A Double-Edged Sword: Utopian promise, dystopian peril

However, for this commentator, it’s the social implications of quantum computing — not the technical problems — that cast the longest shadow, particularly in the realm of cybersecurity. Here, the analogy to nuclear proliferation is apt, underscoring the transformative yet potentially destabilizing power of quantum technology. Just as nuclear capability redefined military strategy and international relations, so too could quantum computing redefine the landscape of digital and national security.

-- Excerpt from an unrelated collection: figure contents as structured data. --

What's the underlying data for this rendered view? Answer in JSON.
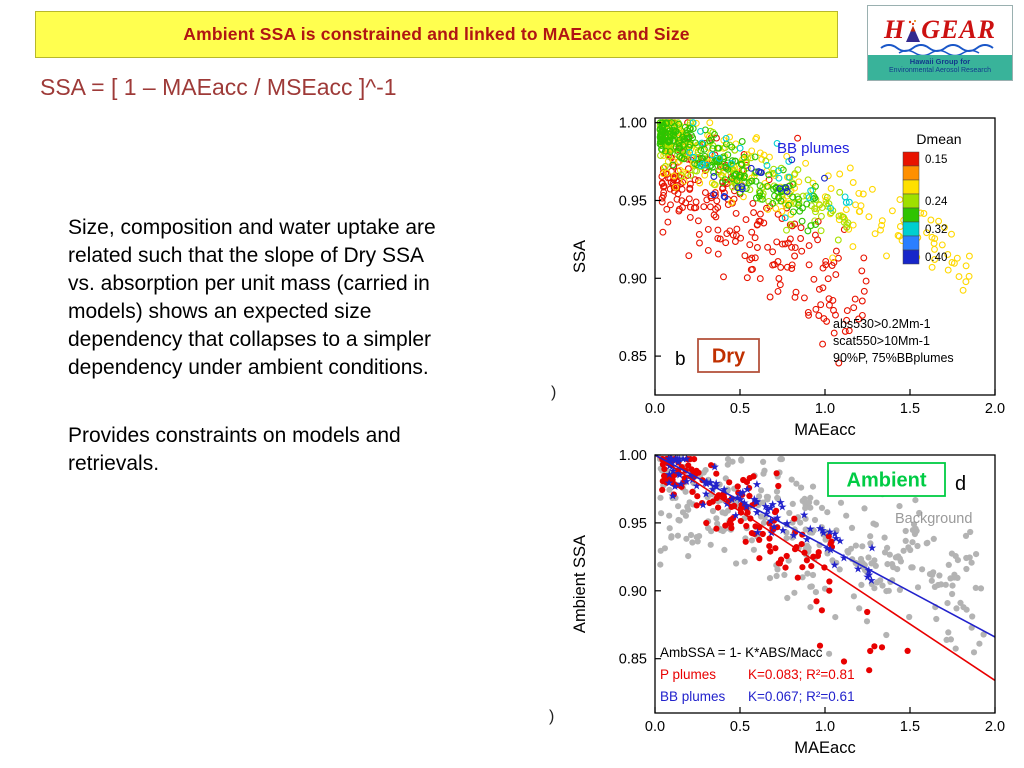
{
  "slide": {
    "title": "Ambient SSA is constrained and linked to MAEacc and Size",
    "formula": "SSA = [ 1 – MAEacc / MSEacc ]^-1",
    "body1_lines": [
      "Size, composition and water uptake are",
      "related such that the slope of Dry SSA",
      "vs. absorption per unit mass (carried in",
      "models) shows an expected size",
      "dependency that collapses to a simpler",
      "dependency under ambient conditions."
    ],
    "body2_lines": [
      "Provides constraints on models and",
      "retrievals."
    ],
    "stray_glyph_top": ")",
    "stray_glyph_bottom": ")",
    "colors": {
      "banner_bg": "#ffff4f",
      "title_text": "#b01513",
      "formula_text": "#9e3a38"
    }
  },
  "logo": {
    "word_h": "H",
    "word_gear": "GEAR",
    "subtitle_line1": "Hawaii Group for",
    "subtitle_line2": "Environmental Aerosol Research"
  },
  "chart_data": [
    {
      "id": "dry",
      "type": "scatter",
      "panel_label": "b",
      "condition_label": "Dry",
      "condition_box_color": "#b5533c",
      "condition_text_color": "#c03000",
      "xlabel": "MAEacc",
      "ylabel": "SSA",
      "xlim": [
        0.0,
        2.0
      ],
      "ylim": [
        0.825,
        1.003
      ],
      "xticks": [
        0.0,
        0.5,
        1.0,
        1.5,
        2.0
      ],
      "yticks": [
        0.85,
        0.9,
        0.95,
        1.0
      ],
      "grid": false,
      "inplot_label": {
        "text": "BB plumes",
        "color": "#2222dd"
      },
      "annotations": [
        {
          "text": "abs530>0.2Mm-1",
          "color": "#000000"
        },
        {
          "text": "scat550>10Mm-1",
          "color": "#000000"
        },
        {
          "text": "90%P, 75%BBplumes",
          "color": "#000000"
        }
      ],
      "legend": {
        "title": "Dmean",
        "position": "inside-top-right",
        "colors": [
          "#e81300",
          "#ff9000",
          "#ffe000",
          "#9fe000",
          "#2fc400",
          "#00cfd0",
          "#2a7fff",
          "#1726c9"
        ],
        "tick_labels": [
          "0.15",
          "0.24",
          "0.32",
          "0.40"
        ],
        "tick_cells": [
          0,
          3,
          5,
          7
        ]
      },
      "trend_note": "Dry SSA decreases with MAEacc; smaller Dmean (red) points lie lower with a steeper slope, larger Dmean (blue) flatter",
      "series": [
        {
          "name": "Dmean 0.15 (red)",
          "marker": "open-circle",
          "color": "#e81300",
          "n": 260,
          "x_range": [
            0.04,
            1.25
          ],
          "x_skew": 1.6,
          "intercept": 0.979,
          "slope": -0.08,
          "noise": 0.02
        },
        {
          "name": "Dmean 0.20 (yellow)",
          "marker": "open-circle",
          "color": "#ffd800",
          "n": 230,
          "x_range": [
            0.04,
            1.85
          ],
          "x_skew": 1.9,
          "intercept": 0.992,
          "slope": -0.042,
          "noise": 0.012
        },
        {
          "name": "Dmean 0.22 (yellow-green)",
          "marker": "open-circle",
          "color": "#a8e000",
          "n": 150,
          "x_range": [
            0.03,
            1.15
          ],
          "x_skew": 1.6,
          "intercept": 0.994,
          "slope": -0.05,
          "noise": 0.009
        },
        {
          "name": "Dmean 0.24 (green)",
          "marker": "open-circle",
          "color": "#2fc400",
          "n": 200,
          "x_range": [
            0.03,
            0.95
          ],
          "x_skew": 1.7,
          "intercept": 0.996,
          "slope": -0.055,
          "noise": 0.007
        },
        {
          "name": "Dmean 0.32 (cyan)",
          "marker": "open-circle",
          "color": "#00cfd0",
          "n": 26,
          "x_range": [
            0.2,
            1.15
          ],
          "x_skew": 1.2,
          "intercept": 0.988,
          "slope": -0.035,
          "noise": 0.011
        },
        {
          "name": "Dmean 0.40 (dark blue)",
          "marker": "open-circle",
          "color": "#1726c9",
          "n": 16,
          "x_range": [
            0.3,
            1.0
          ],
          "x_skew": 1.2,
          "intercept": 0.973,
          "slope": -0.018,
          "noise": 0.009
        }
      ]
    },
    {
      "id": "ambient",
      "type": "scatter",
      "panel_label": "d",
      "condition_label": "Ambient",
      "condition_box_color": "#00cc44",
      "condition_text_color": "#00cc44",
      "xlabel": "MAEacc",
      "ylabel": "Ambient SSA",
      "xlim": [
        0.0,
        2.0
      ],
      "ylim": [
        0.81,
        1.0
      ],
      "xticks": [
        0.0,
        0.5,
        1.0,
        1.5,
        2.0
      ],
      "yticks": [
        0.85,
        0.9,
        0.95,
        1.0
      ],
      "grid": false,
      "background_label": {
        "text": "Background",
        "color": "#9a9a9a"
      },
      "annotations": [
        {
          "text": "AmbSSA = 1- K*ABS/Macc",
          "color": "#000000"
        },
        {
          "label": "P plumes",
          "value": "K=0.083; R²=0.81",
          "color": "#e80000"
        },
        {
          "label": "BB plumes",
          "value": "K=0.067; R²=0.61",
          "color": "#2222cc"
        }
      ],
      "fits": [
        {
          "name": "P plumes",
          "K": 0.083,
          "R2": 0.81,
          "color": "#e80000"
        },
        {
          "name": "BB plumes",
          "K": 0.067,
          "R2": 0.61,
          "color": "#2222cc"
        }
      ],
      "trend_note": "Ambient SSA = 1 - K*MAEacc; red P-plume points follow steeper red fit, blue BB-plume stars follow shallower blue fit, gray background scatter broader",
      "series": [
        {
          "name": "Background (gray)",
          "marker": "circle",
          "color": "#b3b3b3",
          "n": 330,
          "x_range": [
            0.03,
            1.95
          ],
          "x_skew": 1.35,
          "intercept": 0.986,
          "slope": -0.047,
          "noise": 0.026
        },
        {
          "name": "P plumes (red)",
          "marker": "circle",
          "color": "#e80000",
          "n": 140,
          "x_range": [
            0.04,
            1.05
          ],
          "x_skew": 1.4,
          "intercept": 1.0,
          "slope": -0.083,
          "noise": 0.013
        },
        {
          "name": "P plumes outliers",
          "marker": "circle",
          "color": "#e80000",
          "n": 9,
          "x_range": [
            0.85,
            1.9
          ],
          "x_skew": 1.5,
          "intercept": 0.898,
          "slope": -0.028,
          "noise": 0.016
        },
        {
          "name": "BB plumes (stars)",
          "marker": "star",
          "color": "#2222cc",
          "n": 88,
          "x_range": [
            0.08,
            1.3
          ],
          "x_skew": 1.7,
          "intercept": 1.0,
          "slope": -0.067,
          "noise": 0.009
        }
      ]
    }
  ]
}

The crux of the threat lies in quantum computing’s potential to crack the cryptographic algorithms that currently safeguard our digital communications. The encryption methods that protect everything from our emails to national security secrets are based on mathematical problems too complex for current computers to solve within a reasonable timeframe. Quantum computers, however, could solve these problems in the blink of an eye, rendering traditional encryption obsolete and exposing a vast expanse of digital information to new vulnerabilities.

The race towards quantum computing is not just a scientific endeavor but a security imperative. The prospect of quantum supremacy brings with it a paradox: the very technology that promises to revolutionize fields like medicine and logistics also threatens to undermine the foundations of digital privacy and security. It demands a preemptive approach to quantum-safe cryptography and a reevaluation of how we protect our digital infrastructure. Indeed, at the end of 2022, Biden signed the Quantum Computing Cybersecurity Preparedness Act into law, which requires federal agencies to assess the vulnerability of their technology systems to quantum hacks and the creation of plans to mitigate that risk.

The quantum age promises to be one of utopian innovation and, potentially, dystopian risk. The time to prepare is now, lest we find ourselves outpaced by the very technology we seek to master.